Training small language models for long-horizon agent tasks faces a fundamental trade-off between imitation and exploration. On-policy distillation (OPD) provides dense supervision from a teacher model, leading to rapid initial gains, but performance plateaus once the student mimics the teacher's limitations. Conversely, reinforcement learning (RL) allows for exploration and reward-based optimization, but suffers from sample inefficiency due to sparse, delayed feedback in complex environments.

The ATOD Approach

ATOD (Annealed Turn-aware On-policy Distillation) addresses this by integrating both paradigms through two primary mechanisms:

  • Annealed OPD-RL Schedule: The training process begins with a heavy reliance on OPD to quickly align the student with the teacher's behavior.

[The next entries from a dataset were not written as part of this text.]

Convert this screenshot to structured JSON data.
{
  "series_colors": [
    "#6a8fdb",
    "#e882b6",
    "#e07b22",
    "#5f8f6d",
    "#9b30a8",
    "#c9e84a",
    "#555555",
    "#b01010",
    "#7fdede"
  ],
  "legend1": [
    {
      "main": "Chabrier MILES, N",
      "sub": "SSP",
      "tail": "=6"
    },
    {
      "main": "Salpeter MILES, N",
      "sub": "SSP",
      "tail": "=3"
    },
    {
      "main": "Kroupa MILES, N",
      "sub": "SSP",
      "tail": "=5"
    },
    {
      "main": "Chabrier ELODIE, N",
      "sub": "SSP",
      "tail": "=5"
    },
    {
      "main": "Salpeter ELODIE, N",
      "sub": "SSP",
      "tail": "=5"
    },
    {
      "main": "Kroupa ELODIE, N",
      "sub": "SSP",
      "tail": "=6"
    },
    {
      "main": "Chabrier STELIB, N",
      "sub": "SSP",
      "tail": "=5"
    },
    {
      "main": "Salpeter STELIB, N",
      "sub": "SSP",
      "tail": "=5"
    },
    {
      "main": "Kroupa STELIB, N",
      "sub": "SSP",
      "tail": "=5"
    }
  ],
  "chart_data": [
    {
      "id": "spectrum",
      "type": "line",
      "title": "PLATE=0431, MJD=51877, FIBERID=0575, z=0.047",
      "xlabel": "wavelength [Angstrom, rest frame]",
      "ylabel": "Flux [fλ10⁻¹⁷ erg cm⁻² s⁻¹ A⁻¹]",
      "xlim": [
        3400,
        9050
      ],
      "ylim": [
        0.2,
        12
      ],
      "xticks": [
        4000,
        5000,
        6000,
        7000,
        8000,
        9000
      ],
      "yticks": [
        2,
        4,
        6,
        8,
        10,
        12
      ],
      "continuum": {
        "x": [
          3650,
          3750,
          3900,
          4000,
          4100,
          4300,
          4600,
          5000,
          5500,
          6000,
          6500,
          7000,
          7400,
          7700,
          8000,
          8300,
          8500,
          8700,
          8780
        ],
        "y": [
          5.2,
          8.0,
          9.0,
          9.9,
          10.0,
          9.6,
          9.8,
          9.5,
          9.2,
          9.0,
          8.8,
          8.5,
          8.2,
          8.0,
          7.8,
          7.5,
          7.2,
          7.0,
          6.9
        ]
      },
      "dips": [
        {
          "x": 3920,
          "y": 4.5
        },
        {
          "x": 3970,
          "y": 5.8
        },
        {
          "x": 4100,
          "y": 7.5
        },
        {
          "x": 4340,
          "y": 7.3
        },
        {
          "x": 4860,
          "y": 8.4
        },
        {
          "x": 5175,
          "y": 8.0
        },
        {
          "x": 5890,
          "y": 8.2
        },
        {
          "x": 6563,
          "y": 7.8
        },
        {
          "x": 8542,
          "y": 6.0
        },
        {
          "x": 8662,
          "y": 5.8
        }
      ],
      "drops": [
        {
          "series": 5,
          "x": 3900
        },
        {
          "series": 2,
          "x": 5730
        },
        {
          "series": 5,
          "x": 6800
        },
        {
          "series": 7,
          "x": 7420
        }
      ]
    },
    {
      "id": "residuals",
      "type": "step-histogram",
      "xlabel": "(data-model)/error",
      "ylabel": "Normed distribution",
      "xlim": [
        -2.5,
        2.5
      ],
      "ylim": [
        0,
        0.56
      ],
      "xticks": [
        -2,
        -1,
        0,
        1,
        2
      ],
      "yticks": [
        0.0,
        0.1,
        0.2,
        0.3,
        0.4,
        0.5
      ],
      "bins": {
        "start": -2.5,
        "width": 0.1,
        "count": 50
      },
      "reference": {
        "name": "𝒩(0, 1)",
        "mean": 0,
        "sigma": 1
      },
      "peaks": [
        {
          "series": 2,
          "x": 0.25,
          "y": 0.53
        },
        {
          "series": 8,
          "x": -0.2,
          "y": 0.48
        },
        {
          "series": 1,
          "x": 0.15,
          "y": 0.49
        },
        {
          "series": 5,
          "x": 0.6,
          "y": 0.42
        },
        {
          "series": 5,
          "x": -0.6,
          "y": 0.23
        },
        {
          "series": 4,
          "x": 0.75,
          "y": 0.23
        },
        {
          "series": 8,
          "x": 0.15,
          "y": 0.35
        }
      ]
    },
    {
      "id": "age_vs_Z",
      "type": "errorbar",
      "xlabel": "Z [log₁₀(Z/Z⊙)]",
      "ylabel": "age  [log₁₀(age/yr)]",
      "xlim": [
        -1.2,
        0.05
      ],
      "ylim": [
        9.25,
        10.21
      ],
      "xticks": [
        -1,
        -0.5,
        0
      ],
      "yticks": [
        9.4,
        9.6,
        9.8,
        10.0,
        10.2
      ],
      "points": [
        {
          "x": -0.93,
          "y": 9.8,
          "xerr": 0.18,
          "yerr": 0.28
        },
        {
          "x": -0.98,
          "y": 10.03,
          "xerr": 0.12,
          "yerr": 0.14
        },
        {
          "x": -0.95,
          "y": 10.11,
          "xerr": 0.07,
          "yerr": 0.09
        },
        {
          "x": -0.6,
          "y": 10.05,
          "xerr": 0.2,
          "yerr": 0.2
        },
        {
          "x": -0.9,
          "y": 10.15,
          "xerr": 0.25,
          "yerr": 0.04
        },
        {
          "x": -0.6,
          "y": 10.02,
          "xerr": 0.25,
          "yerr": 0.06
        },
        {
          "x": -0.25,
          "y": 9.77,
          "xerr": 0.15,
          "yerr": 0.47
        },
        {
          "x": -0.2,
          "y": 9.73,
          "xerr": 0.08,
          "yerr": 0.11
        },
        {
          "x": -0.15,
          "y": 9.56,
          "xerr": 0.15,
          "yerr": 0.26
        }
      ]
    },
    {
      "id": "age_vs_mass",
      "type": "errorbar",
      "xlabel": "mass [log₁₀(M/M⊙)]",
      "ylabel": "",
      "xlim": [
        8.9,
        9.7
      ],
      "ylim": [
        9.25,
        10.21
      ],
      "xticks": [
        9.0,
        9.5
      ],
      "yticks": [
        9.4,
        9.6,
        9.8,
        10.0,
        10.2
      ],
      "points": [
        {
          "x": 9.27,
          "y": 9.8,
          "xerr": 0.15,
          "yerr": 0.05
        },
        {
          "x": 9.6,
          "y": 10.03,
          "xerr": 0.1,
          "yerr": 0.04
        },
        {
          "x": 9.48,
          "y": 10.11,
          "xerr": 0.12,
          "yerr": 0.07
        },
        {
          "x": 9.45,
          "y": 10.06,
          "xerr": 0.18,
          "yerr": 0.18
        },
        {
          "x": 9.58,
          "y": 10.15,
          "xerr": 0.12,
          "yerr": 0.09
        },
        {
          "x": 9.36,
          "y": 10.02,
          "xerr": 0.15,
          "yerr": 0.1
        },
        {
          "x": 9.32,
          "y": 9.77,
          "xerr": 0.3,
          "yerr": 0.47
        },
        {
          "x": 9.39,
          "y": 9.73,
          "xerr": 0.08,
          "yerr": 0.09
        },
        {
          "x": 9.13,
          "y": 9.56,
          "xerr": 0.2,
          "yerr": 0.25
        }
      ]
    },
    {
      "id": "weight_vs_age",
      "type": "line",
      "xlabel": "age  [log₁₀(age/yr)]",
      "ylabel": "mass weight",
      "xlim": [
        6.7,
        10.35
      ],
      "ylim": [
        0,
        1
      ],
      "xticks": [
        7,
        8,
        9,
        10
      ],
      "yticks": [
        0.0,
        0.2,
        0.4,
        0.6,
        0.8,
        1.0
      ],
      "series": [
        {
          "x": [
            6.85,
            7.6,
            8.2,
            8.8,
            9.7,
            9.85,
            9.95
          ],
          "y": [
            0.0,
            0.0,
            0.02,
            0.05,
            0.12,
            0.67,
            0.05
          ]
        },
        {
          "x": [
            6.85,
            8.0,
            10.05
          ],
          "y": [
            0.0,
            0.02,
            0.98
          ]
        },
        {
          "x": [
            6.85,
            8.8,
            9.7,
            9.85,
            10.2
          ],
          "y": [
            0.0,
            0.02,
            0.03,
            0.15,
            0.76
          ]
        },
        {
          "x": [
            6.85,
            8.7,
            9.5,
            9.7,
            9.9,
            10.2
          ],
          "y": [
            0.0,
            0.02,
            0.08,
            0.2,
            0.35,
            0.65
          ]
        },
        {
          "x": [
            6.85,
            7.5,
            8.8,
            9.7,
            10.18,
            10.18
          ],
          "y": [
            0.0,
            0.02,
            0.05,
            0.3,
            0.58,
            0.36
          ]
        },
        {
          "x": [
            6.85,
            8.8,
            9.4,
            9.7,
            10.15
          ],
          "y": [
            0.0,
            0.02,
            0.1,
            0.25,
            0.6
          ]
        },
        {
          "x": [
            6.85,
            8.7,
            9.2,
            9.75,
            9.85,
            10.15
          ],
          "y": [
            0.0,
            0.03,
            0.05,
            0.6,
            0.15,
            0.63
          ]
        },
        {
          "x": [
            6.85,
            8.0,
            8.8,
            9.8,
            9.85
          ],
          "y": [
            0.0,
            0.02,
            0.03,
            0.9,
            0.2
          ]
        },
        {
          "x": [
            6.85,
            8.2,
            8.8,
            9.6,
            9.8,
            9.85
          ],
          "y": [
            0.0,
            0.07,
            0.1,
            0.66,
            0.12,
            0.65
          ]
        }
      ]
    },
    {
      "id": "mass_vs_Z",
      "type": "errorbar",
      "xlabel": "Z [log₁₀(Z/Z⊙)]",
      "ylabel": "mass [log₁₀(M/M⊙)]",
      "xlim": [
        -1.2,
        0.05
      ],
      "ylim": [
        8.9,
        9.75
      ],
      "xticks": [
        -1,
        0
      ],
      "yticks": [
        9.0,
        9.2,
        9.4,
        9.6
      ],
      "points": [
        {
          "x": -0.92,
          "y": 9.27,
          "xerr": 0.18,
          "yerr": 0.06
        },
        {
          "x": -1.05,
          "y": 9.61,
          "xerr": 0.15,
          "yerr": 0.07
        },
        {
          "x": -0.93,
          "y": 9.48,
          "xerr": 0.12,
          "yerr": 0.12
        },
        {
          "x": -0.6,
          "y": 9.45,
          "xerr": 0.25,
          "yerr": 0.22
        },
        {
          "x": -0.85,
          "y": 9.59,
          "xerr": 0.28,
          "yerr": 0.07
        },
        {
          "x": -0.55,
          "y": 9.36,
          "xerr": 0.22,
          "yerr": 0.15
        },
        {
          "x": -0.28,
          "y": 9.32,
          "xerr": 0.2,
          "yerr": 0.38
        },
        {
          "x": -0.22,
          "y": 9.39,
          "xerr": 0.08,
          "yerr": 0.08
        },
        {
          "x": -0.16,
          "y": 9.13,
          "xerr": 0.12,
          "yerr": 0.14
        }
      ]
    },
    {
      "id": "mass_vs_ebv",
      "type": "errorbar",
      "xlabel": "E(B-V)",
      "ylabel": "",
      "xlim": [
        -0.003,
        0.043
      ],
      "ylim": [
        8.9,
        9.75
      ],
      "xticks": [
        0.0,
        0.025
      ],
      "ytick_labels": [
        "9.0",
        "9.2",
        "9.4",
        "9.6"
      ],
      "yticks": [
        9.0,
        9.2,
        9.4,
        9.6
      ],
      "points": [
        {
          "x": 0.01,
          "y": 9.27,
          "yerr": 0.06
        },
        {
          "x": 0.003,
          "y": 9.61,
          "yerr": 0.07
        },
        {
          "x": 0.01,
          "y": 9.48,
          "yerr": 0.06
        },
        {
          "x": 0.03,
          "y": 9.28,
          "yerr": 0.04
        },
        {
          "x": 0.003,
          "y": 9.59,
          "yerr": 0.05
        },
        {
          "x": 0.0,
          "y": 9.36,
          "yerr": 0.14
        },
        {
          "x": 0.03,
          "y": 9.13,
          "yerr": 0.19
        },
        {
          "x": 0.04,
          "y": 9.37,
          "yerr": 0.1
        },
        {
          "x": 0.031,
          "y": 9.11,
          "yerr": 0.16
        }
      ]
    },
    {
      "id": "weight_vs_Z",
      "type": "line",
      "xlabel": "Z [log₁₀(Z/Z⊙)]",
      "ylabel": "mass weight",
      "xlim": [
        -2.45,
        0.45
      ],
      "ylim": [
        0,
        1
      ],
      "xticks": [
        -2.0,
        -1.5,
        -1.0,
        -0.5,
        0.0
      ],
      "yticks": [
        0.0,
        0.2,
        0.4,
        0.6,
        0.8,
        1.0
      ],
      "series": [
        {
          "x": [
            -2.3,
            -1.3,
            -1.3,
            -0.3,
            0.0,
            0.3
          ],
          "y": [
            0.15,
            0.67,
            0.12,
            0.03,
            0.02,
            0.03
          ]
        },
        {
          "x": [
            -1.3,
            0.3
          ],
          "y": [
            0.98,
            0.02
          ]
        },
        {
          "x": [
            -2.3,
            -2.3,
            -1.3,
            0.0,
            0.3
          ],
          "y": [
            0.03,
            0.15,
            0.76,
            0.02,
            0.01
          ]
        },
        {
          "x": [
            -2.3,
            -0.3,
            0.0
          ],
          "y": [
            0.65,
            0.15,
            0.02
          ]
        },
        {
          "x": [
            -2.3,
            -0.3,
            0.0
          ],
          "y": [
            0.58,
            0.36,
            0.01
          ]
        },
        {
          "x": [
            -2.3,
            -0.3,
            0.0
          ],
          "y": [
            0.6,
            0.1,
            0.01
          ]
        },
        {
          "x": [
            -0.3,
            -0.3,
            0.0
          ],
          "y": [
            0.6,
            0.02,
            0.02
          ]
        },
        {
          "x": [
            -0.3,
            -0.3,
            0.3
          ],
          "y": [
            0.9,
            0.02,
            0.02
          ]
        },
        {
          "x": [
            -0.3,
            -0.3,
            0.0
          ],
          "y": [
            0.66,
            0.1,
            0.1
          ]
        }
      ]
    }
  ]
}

As training progresses, the system gradually shifts weight toward RL, allowing the model to move beyond the teacher's performance ceiling through environment-driven exploration.
  • Turn-level Disagreement-Uncertainty Reweighting (T-DUR): This technique dynamically adjusts the importance of specific turns within a trajectory. By amplifying high-utility turns where the model shows high uncertainty or disagreement, the algorithm provides more granular, dense supervision, which is critical for maintaining performance across long, multi-step tasks.

Performance Gains

ATOD demonstrates significant improvements over standard post-training baselines across benchmarks including ALFWorld, WebShop, and Search-QA. The method achieved an average success rate improvement of 3.03 points over standard OPD and 23.62 points over GRPO (Group Relative Policy Optimization). Notably, the ATOD-trained student models surpassed their own teacher models by an average of 2.16 points, suggesting that the combination of guided distillation and reward-based refinement effectively breaks the performance ceiling typically imposed by imitation-only training.